Deglacial to Holocene Ocean Temperatures in the Humboldt Current System as Indicated by Alkenone Paleothermometry

The response of the Humboldt Current System to future global warming is uncertain. Here we reconstruct alkenone-derived near-surface temperatures from multiple cores along the Peruvian coast to infer the driving mechanisms of upwelling changes for the last 20kyr. Our records show a deglacial warming consistent with Antarctic ice-core temperatures and a Mid-Holocene cooling, which, in combination with other paleoceanographic records, suggest a strengthening of upwelling conditions. This cooling, during the globally warm Mid-Holocene, is consistent with an intensification of the Walker Circulation and the South Eastern Pacific Subtropical Anticyclone, indicative of La Nina-like conditions in the Tropical Pacific. Surprisingly, oxygen contents in the subsurface increased and productivity was low during the Mid-Holocene, which are at odds with La Nina-like conditions.
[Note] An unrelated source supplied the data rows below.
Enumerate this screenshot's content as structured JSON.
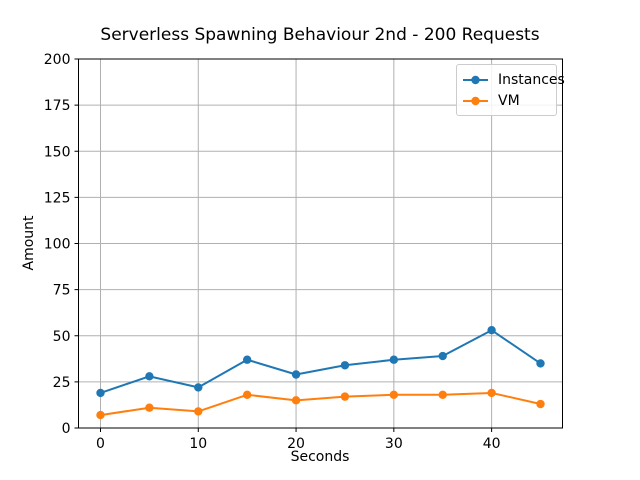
{
  "chart_data": {
    "type": "line",
    "title": "Serverless Spawning Behaviour 2nd - 200 Requests",
    "xlabel": "Seconds",
    "ylabel": "Amount",
    "x": [
      0,
      5,
      10,
      15,
      20,
      25,
      30,
      35,
      40,
      45
    ],
    "series": [
      {
        "name": "Instances",
        "color": "#1f77b4",
        "values": [
          19,
          28,
          22,
          37,
          29,
          34,
          37,
          39,
          53,
          35
        ]
      },
      {
        "name": "VM",
        "color": "#ff7f0e",
        "values": [
          7,
          11,
          9,
          18,
          15,
          17,
          18,
          18,
          19,
          13
        ]
      }
    ],
    "xlim": [
      -2.25,
      47.25
    ],
    "ylim": [
      0,
      200
    ],
    "xticks": [
      0,
      10,
      20,
      30,
      40
    ],
    "yticks": [
      0,
      25,
      50,
      75,
      100,
      125,
      150,
      175,
      200
    ],
    "grid": true,
    "legend_position": "upper right",
    "marker": "o",
    "colors": {
      "grid": "#b0b0b0",
      "spine": "#000000",
      "background": "#ffffff",
      "text": "#000000"
    }
  }
}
This suggests that the Humboldt Current System reacts in multiple ways to a warmer world and may even include a reversal in the present day subsurface deoxygenation. Plain Language Summary The Humboldt Current System (HCS) located off Peru produces almost 10% of the global fish catch. This high productivity is promoted by the upwelling of subsurface nutrient-rich water driven by the effect of the winds over the ocean surface. However, the HCS is highly sensitive to climate change, and the effect of continued warming on upwelling dynamics and in consequence for fishery productivity is not known. In the present work we reconstruct changes in upwelling during the last 20 thousand years to understand the mechanisms that drove upwelling changes in the past. For this purpose we use organic molecules preserved in marine sediments that are sensitive to water temperatures. We found cool temperatures during the mid-Holocene (8 to 4 thousand years ago), a period characterized by global warm conditions, that we infer as an increase in upwelling intensity. Surprisingly, the productivity was low, and the oxygen contents in the subsurface waters were high which is at odds with increased upwelling off Peru. These results indicate that the HCS responds in multiple and unexpected ways to global warming, suggesting that any impact of future global warming on the biological productivity in the HCS remains uncertain.